Sunday, January 6, 2008
In early January, the temperature has inexplicably climbed into the fifties in Evanston IL. I'm dreaming of flip flops and tulip blossoms while trying to keep in mind that winter has just begun. But this doesnt' mean I won't take this opportunity to indulge in a little warm-weather noshing.....SUSHI!
In July, 2007 Evanston was treated to a sushi heavy hitter. Blu, lead by Chef Sang Lee, formerly of Moda, presents a menu capitalizing on fresh fish. There are 30 options for sushi/sashimi and several dozen signature roll options, covering all the classics and branching into territory unknown for this sushi lover. Tobiko, I learned is flying fish roe, one of Chef Lee's specialties. Lee's menu also includes fare from the fields, like Black Angus Beef and soy braised duck, but the focus is clearly on the fish.

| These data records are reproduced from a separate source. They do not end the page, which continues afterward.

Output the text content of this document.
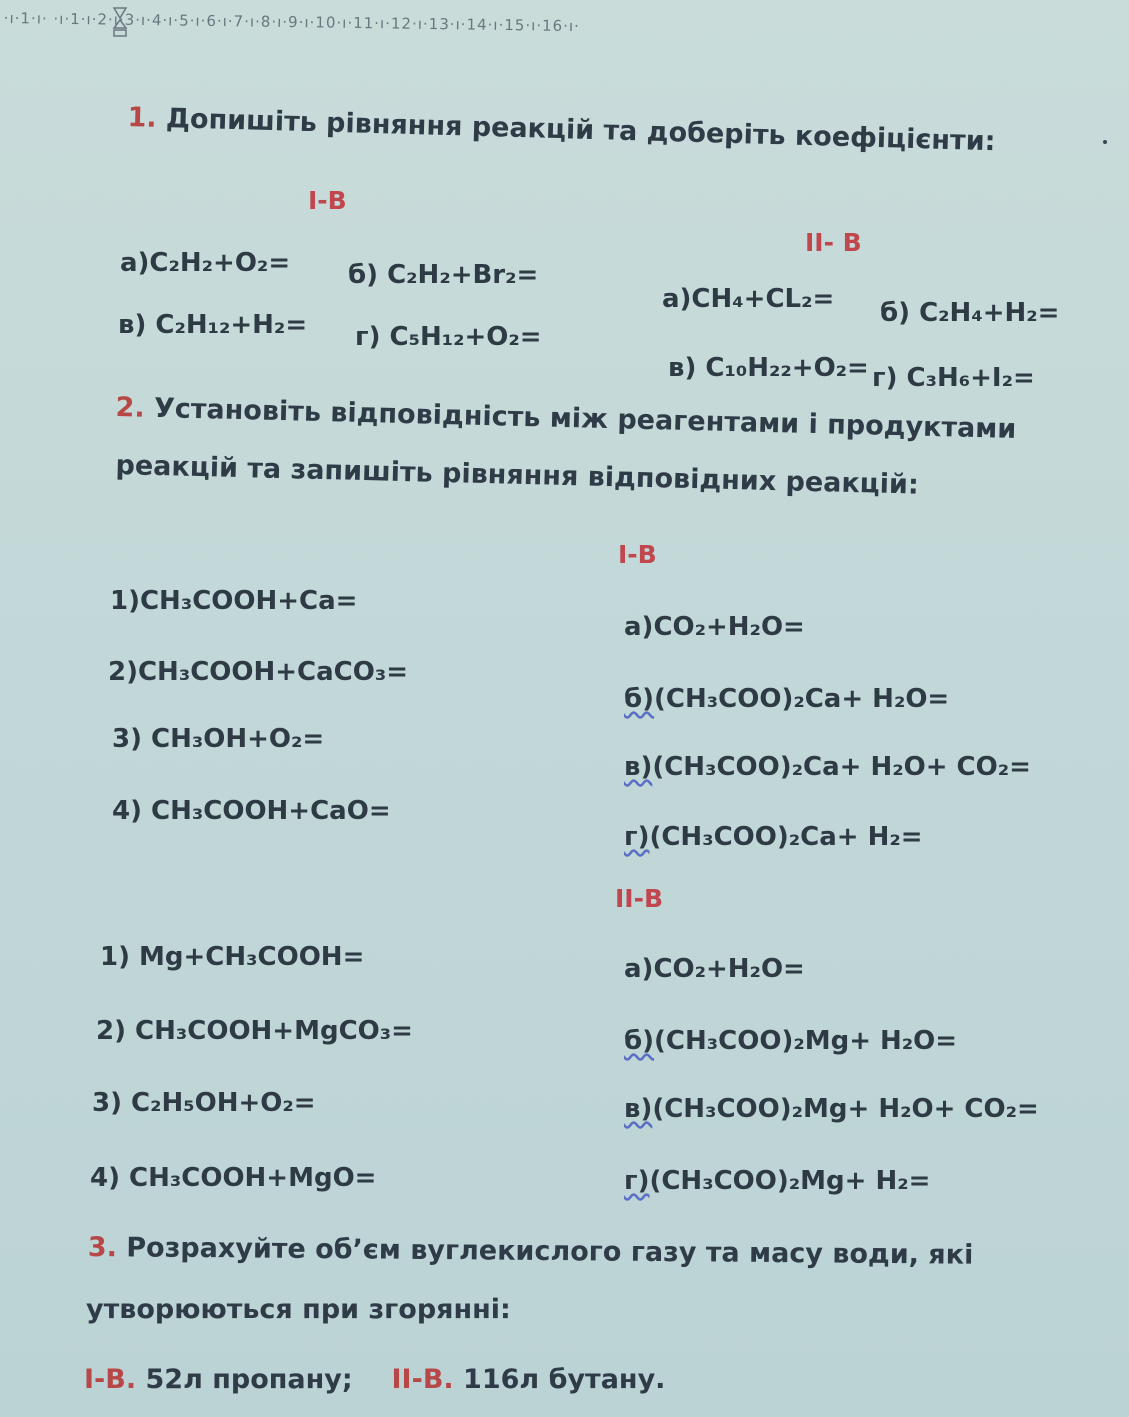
·ı·1·ı· ·ı·1·ı·2·ı·3·ı·4·ı·5·ı·6·ı·7·ı·8·ı·9·ı·10·ı·11·ı·12·ı·13·ı·14·ı·15·ı·16·ı·
1. Допишіть рівняння реакцій та доберіть коефіцієнти:
І-В
ІІ- В
а)C₂H₂+O₂= б) C₂H₂+Br₂=
в) C₂H₁₂+H₂= г) C₅H₁₂+O₂=
а)CH₄+CL₂= б) C₂H₄+H₂=
в) C₁₀H₂₂+O₂= г) C₃H₆+I₂=
2. Установіть відповідність між реагентами і продуктами
реакцій та запишіть рівняння відповідних реакцій:
І-В
1)CH₃COOH+Ca=
2)CH₃COOH+CaCO₃=
3) CH₃OH+O₂=
4) CH₃COOH+CaO=
а)CO₂+H₂O=
б)(CH₃COO)₂Ca+ H₂O=
в)(CH₃COO)₂Ca+ H₂O+ CO₂=
г)(CH₃COO)₂Ca+ H₂=
ІІ-В
1) Mg+CH₃COOH=
2) CH₃COOH+MgCO₃=
3) C₂H₅OH+O₂=
4) CH₃COOH+MgO=
а)CO₂+H₂O=
б)(CH₃COO)₂Mg+ H₂O=
в)(CH₃COO)₂Mg+ H₂O+ CO₂=
г)(CH₃COO)₂Mg+ H₂=
3. Розрахуйте об’єм вуглекислого газу та масу води, які
утворюються при згорянні:
І-В. 52л пропану; ІІ-В. 116л бутану.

Our meal began with the Hamachi Tataki: six pieces of seared yellow tail slightly encrusted with pepper corns and topped with a fine mince of tomato and cilantro. The fish sat on a ribbon of cucumber wrapped into a tight spiral around a chiffonade of greens in a plum reduction and topped with mint. It was delectable. the tuna was perfectly cooked, accentuating its velvety texture and allowing its flavor to shine unobstructed. The concert of tastes played beautifully off each other, the plum adding depth and dimension, while the mint dotted each bite with bright staccato notes The refreshing cucumber was fun to eat left me ready for more.
Despite the excellence of our first course, the miserable service throughout the meal was beginning to take its toll. Water glasses went unfilled, food waited on the bar for delivery, and our waiter new nothing about the wine list. When my mother inquired about a Pinot Gris, she was informed that it was a "white wine." Well, yes, this, we clearly knew.But then our next round of deliciousness arrived. We sampled mackerel, tuna, and red snapper, all of which were outstanding. The personalities of each fish were allowed to shine with a three to one fish:rice ratio. Perfect.
However, my enjoyment was interrupted because we lacked a single nagiri bite and waited over fifteen minutes for it to arrive. By the end of the meal, I was tired and my mother was irritated. Walking out of the restaurant, beneath the Chuhuly-esq light fixtures, it was clear that the new establishment needs to iron out the kinks. However, the food itself was so good, it easily trumped the abominable service. I will return open minded and empty stomached.